Esta é uma das medidas que os donos encontraram para proporcionar mais segurança para os clientes. A fila para entrar começa na portaria do prédio e também é acompanhada por seguranças.
Já o Matiz fica a 9 minutos da estação do Metrô República, das linhas 3-Vermelha e 4-Amarela, mas, segundo Yuri, os clientes geralmente chegam de transporte por aplicativo. Para não terem que esperar na rua, a fila para entrar é formada dentro do estacionamento do edifício.
Mendonça, um dos sócios do Matiz, explica que mudou a fila para o estacionamento para evitar os furtos na rua. “São algumas preocupações que a gente tem com o bem-estar do cliente e que ajudam a ter um certo controle pela segurança”, afirma.
Já Felipelli, ressalta a importância da revitalização do Centro para a área ficar mais segura. “Não adianta nada colocar seguranças se não tem pessoas”, afirma.
“Durante o dia, tem muito comércio, mas fecha e fica deserto, então dá essa brecha. Se à noite tiver vida noturna, fica muito mais difícil ter violência”, acredita.
Os dois também concordam que o fato de os estabelecimentos serem na cobertura dos prédios auxiliam na sensação de segurança.
De acordo com Mendonça, isso abriu a possibilidade de pessoas que não são acostumadas com o Centro visitarem o local. Ainda segundo o empresário, a maioria de sua clientela não usa o Metrô ou o transporte público para sair do local, o que permite que o Matiz feche às 3h, 1h40 antes da abertura do Metrô.
‘Safári’ no Centro
Para Pedro Vada, professor de Urbanismo na Escola da Cidade, o barateamento de imóveis no Centro proporciona a empresários a oportunidade de fazer uma espécie de “safári”. O urbanista ainda argumenta que este é um movimento antigo, que começou com os rooftops, mas sofre algumas modificações para voltar a ocupar a região central, que foi negligenciada nos últimos anos.
“Você ocupa uma região que é barata por conta do abandono do poder público, mas com uma parcela da população que tem muito dinheiro, atraindo um público classe média, classe média alta, principalmente jovens.

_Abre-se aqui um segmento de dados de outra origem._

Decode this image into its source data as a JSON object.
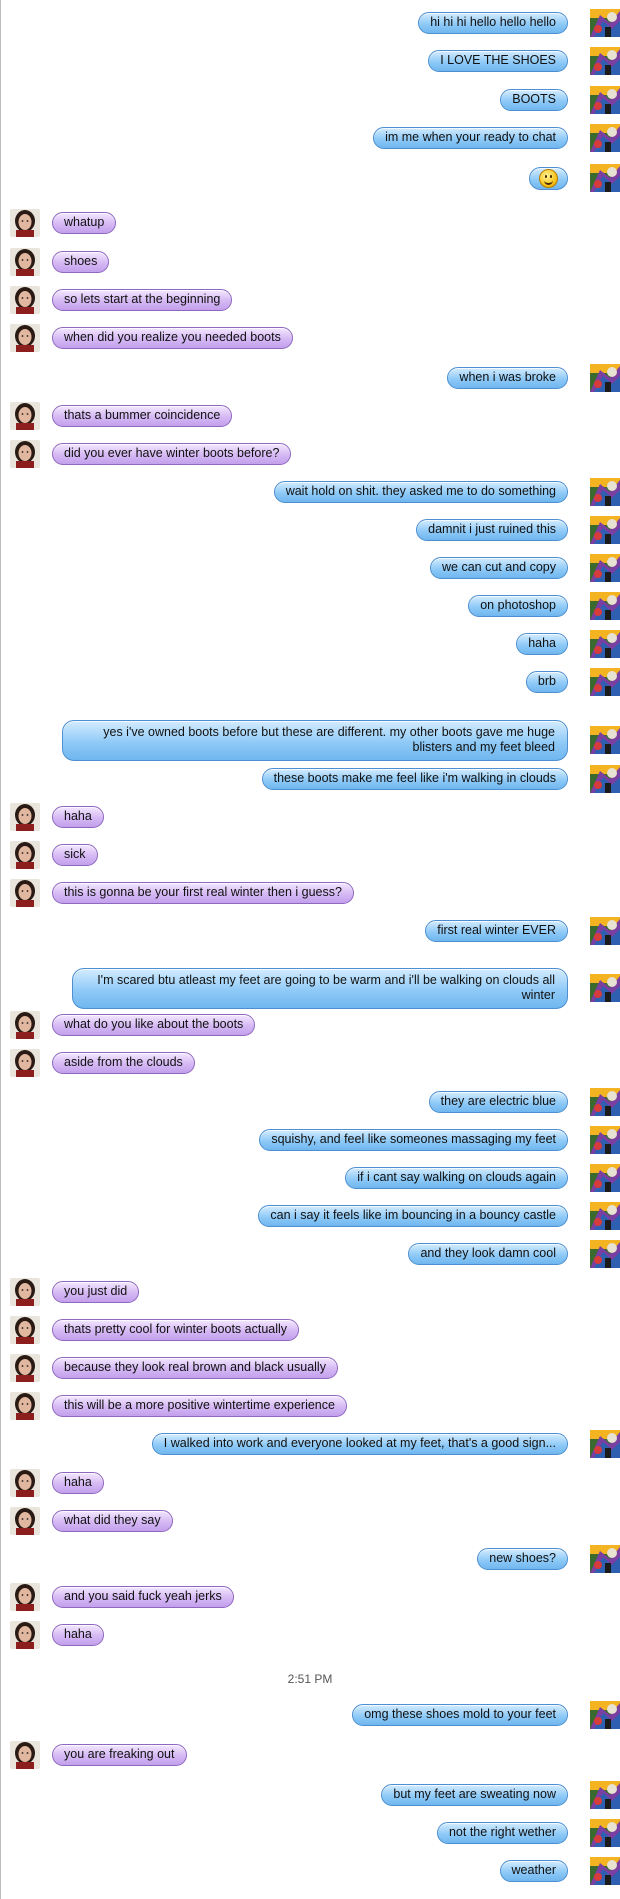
{
  "conversation": {
    "timestamp": "2:51 PM",
    "icons": {
      "self_avatar": "colorful-cartoon-avatar",
      "other_avatar": "woman-portrait-avatar",
      "emoji": "smiley-face"
    },
    "messages": [
      {
        "from": "me",
        "text": "hi hi hi hello hello hello"
      },
      {
        "from": "me",
        "text": "I LOVE THE SHOES"
      },
      {
        "from": "me",
        "text": "BOOTS"
      },
      {
        "from": "me",
        "text": "im me when your ready to chat"
      },
      {
        "from": "me",
        "text": "",
        "emoji": true
      },
      {
        "from": "them",
        "text": "whatup"
      },
      {
        "from": "them",
        "text": "shoes"
      },
      {
        "from": "them",
        "text": "so lets start at the beginning"
      },
      {
        "from": "them",
        "text": "when did you realize you needed boots"
      },
      {
        "from": "me",
        "text": "when i was broke"
      },
      {
        "from": "them",
        "text": "thats a bummer coincidence"
      },
      {
        "from": "them",
        "text": "did you ever have winter boots before?"
      },
      {
        "from": "me",
        "text": "wait hold on shit. they asked me to do something"
      },
      {
        "from": "me",
        "text": "damnit i just ruined this"
      },
      {
        "from": "me",
        "text": "we can cut and copy"
      },
      {
        "from": "me",
        "text": "on  photoshop"
      },
      {
        "from": "me",
        "text": "haha"
      },
      {
        "from": "me",
        "text": "brb"
      },
      {
        "from": "me",
        "text": "yes i've owned boots before but these are different. my other boots gave me huge blisters and my feet bleed",
        "wide": true
      },
      {
        "from": "me",
        "text": "these boots make me feel like i'm walking in clouds"
      },
      {
        "from": "them",
        "text": "haha"
      },
      {
        "from": "them",
        "text": "sick"
      },
      {
        "from": "them",
        "text": "this is gonna be your first real winter then i guess?"
      },
      {
        "from": "me",
        "text": "first real winter EVER"
      },
      {
        "from": "me",
        "text": "I'm scared btu atleast my feet are going to be warm and i'll be walking on clouds all winter",
        "wide": true
      },
      {
        "from": "them",
        "text": "what do you like about the boots"
      },
      {
        "from": "them",
        "text": "aside from the clouds"
      },
      {
        "from": "me",
        "text": "they are electric blue"
      },
      {
        "from": "me",
        "text": "squishy, and feel like someones massaging my feet"
      },
      {
        "from": "me",
        "text": "if i cant say walking on clouds again"
      },
      {
        "from": "me",
        "text": "can i say it feels like im bouncing in a bouncy castle"
      },
      {
        "from": "me",
        "text": "and they look damn cool"
      },
      {
        "from": "them",
        "text": "you just did"
      },
      {
        "from": "them",
        "text": "thats pretty cool for winter boots actually"
      },
      {
        "from": "them",
        "text": "because they look real brown and black usually"
      },
      {
        "from": "them",
        "text": "this will be a more positive wintertime experience"
      },
      {
        "from": "me",
        "text": "I walked into work and everyone looked at my feet, that's a good sign..."
      },
      {
        "from": "them",
        "text": "haha"
      },
      {
        "from": "them",
        "text": "what did they say"
      },
      {
        "from": "me",
        "text": "new shoes?"
      },
      {
        "from": "them",
        "text": "and you said fuck yeah jerks"
      },
      {
        "from": "them",
        "text": "haha"
      },
      {
        "from": "me",
        "text": "omg these shoes mold to your feet"
      },
      {
        "from": "them",
        "text": "you are freaking out"
      },
      {
        "from": "me",
        "text": "but my feet are sweating now"
      },
      {
        "from": "me",
        "text": "not the right wether"
      },
      {
        "from": "me",
        "text": "weather"
      }
    ]
  }
}
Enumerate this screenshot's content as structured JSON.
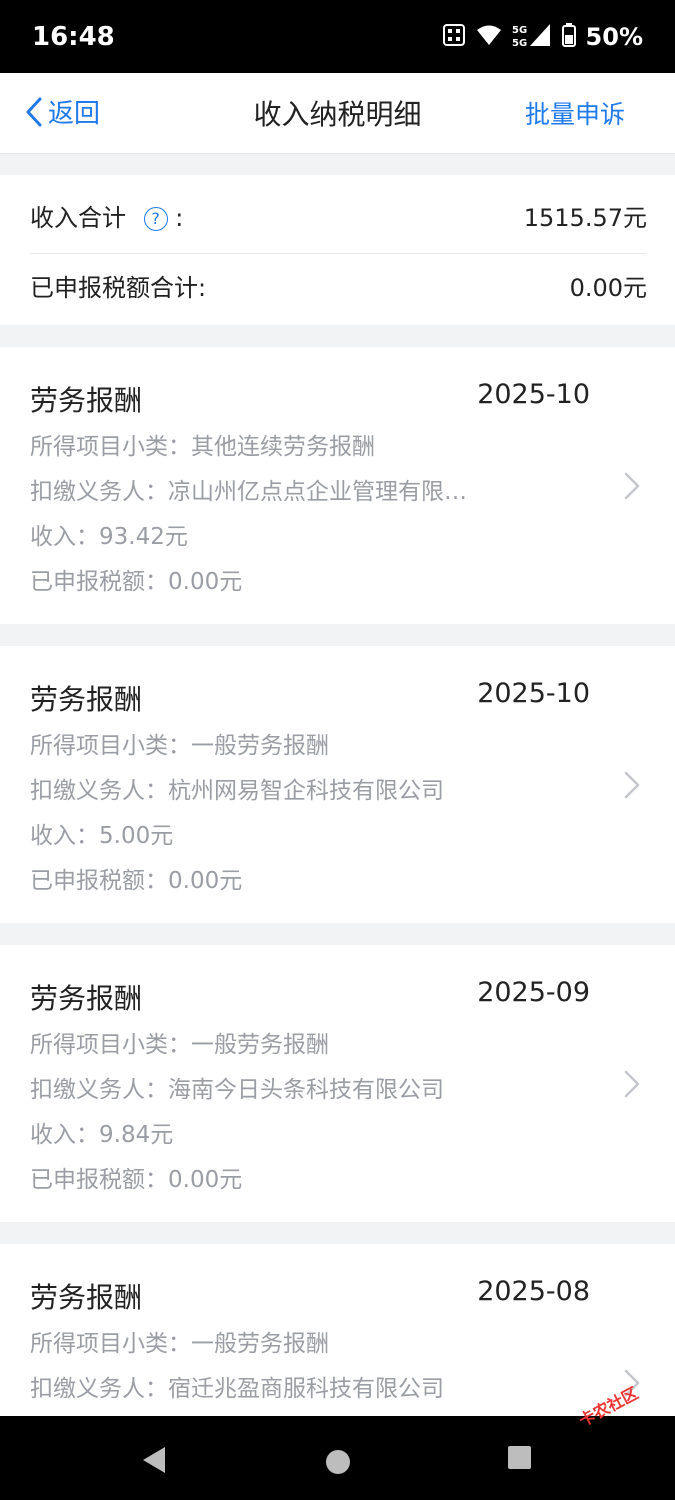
{
  "status_bar": {
    "time": "16:48",
    "battery": "50%",
    "network": "5G"
  },
  "nav": {
    "back_label": "返回",
    "title": "收入纳税明细",
    "action_label": "批量申诉"
  },
  "summary": {
    "income_label": "收入合计",
    "income_colon": ":",
    "income_value": "1515.57元",
    "tax_label": "已申报税额合计:",
    "tax_value": "0.00元"
  },
  "records": [
    {
      "title": "劳务报酬",
      "date": "2025-10",
      "subcategory": "所得项目小类：其他连续劳务报酬",
      "withholder": "扣缴义务人：凉山州亿点点企业管理有限…",
      "income": "收入：93.42元",
      "tax": "已申报税额：0.00元"
    },
    {
      "title": "劳务报酬",
      "date": "2025-10",
      "subcategory": "所得项目小类：一般劳务报酬",
      "withholder": "扣缴义务人：杭州网易智企科技有限公司",
      "income": "收入：5.00元",
      "tax": "已申报税额：0.00元"
    },
    {
      "title": "劳务报酬",
      "date": "2025-09",
      "subcategory": "所得项目小类：一般劳务报酬",
      "withholder": "扣缴义务人：海南今日头条科技有限公司",
      "income": "收入：9.84元",
      "tax": "已申报税额：0.00元"
    },
    {
      "title": "劳务报酬",
      "date": "2025-08",
      "subcategory": "所得项目小类：一般劳务报酬",
      "withholder": "扣缴义务人：宿迁兆盈商服科技有限公司",
      "income": "",
      "tax": ""
    }
  ],
  "watermark": "卡农社区",
  "colors": {
    "accent": "#1f7aea",
    "page_bg": "#f2f3f5",
    "secondary_text": "#9a9ea4"
  }
}
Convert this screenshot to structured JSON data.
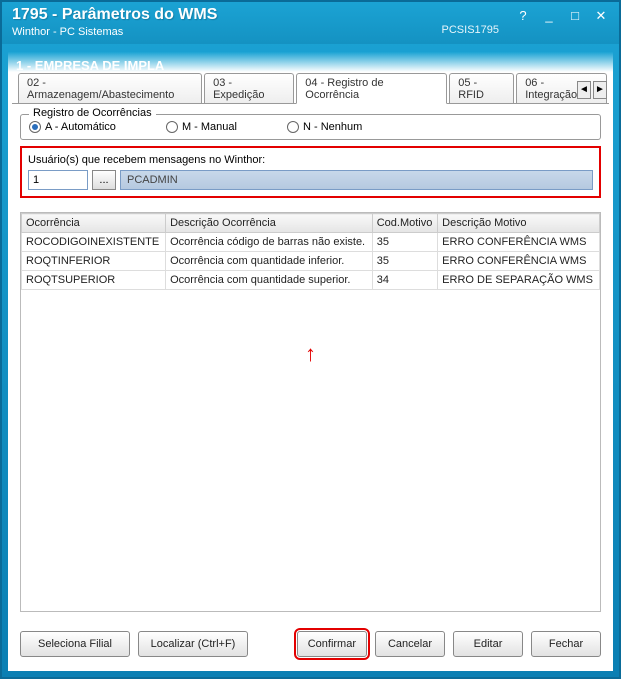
{
  "window": {
    "title": "1795 - Parâmetros do WMS",
    "subtitle": "Winthor - PC Sistemas",
    "code": "PCSIS1795"
  },
  "section": {
    "title": "1 - EMPRESA DE IMPLA"
  },
  "tabs": {
    "items": [
      {
        "label": "02 - Armazenagem/Abastecimento"
      },
      {
        "label": "03 - Expedição"
      },
      {
        "label": "04 - Registro de Ocorrência"
      },
      {
        "label": "05 - RFID"
      },
      {
        "label": "06 - Integração"
      }
    ],
    "active_index": 2
  },
  "registro": {
    "group_label": "Registro de Ocorrências",
    "options": [
      {
        "label": "A - Automático",
        "selected": true
      },
      {
        "label": "M - Manual",
        "selected": false
      },
      {
        "label": "N - Nenhum",
        "selected": false
      }
    ]
  },
  "usuarios": {
    "label": "Usuário(s) que recebem mensagens no Winthor:",
    "code_value": "1",
    "lookup_label": "...",
    "name_value": "PCADMIN"
  },
  "table": {
    "headers": [
      "Ocorrência",
      "Descrição Ocorrência",
      "Cod.Motivo",
      "Descrição Motivo"
    ],
    "rows": [
      [
        "ROCODIGOINEXISTENTE",
        "Ocorrência código de barras não existe.",
        "35",
        "ERRO CONFERÊNCIA WMS"
      ],
      [
        "ROQTINFERIOR",
        "Ocorrência com quantidade inferior.",
        "35",
        "ERRO CONFERÊNCIA WMS"
      ],
      [
        "ROQTSUPERIOR",
        "Ocorrência com quantidade superior.",
        "34",
        "ERRO DE SEPARAÇÃO WMS"
      ]
    ]
  },
  "buttons": {
    "seleciona_filial": "Seleciona Filial",
    "localizar": "Localizar (Ctrl+F)",
    "confirmar": "Confirmar",
    "cancelar": "Cancelar",
    "editar": "Editar",
    "fechar": "Fechar"
  }
}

A própria prefeitura tem um esforço para colocar mais áreas de habitação no Centro”, conta.
Mas qual o lado negativo de atrair mais pessoas para o Centro? Segundo Vada, o real problema é a falta de investimento em locais que já existem e são utilizados pela população.
“Esses bares e baladas não estavam no Centro, não são acostumados a estar no Centro, mas vêm para cá ocupar lugares mais baratos e que têm uma visão do Centro revitalizado. Para o público desses locais, o Centro vira um ambiente exótico, um verdadeiro safári. Eles chegam em ambientes megacontrolados, com segurança, sobem em um prédio e ficam completamente isolados do que acontece embaixo, ficam só com a paisagem maravilhosa”, afirma.
“É um safári de um ambiente que poderia ser perigoso, mas está controlado. O térreo vai continuar com os mesmos problemas e ainda tem toda uma relação com as pessoas que querem estar nesses lugares, mas não vêm para o Centro. Eles não pegam metrô, eles vêm de carro, sobem e depois vão embora.”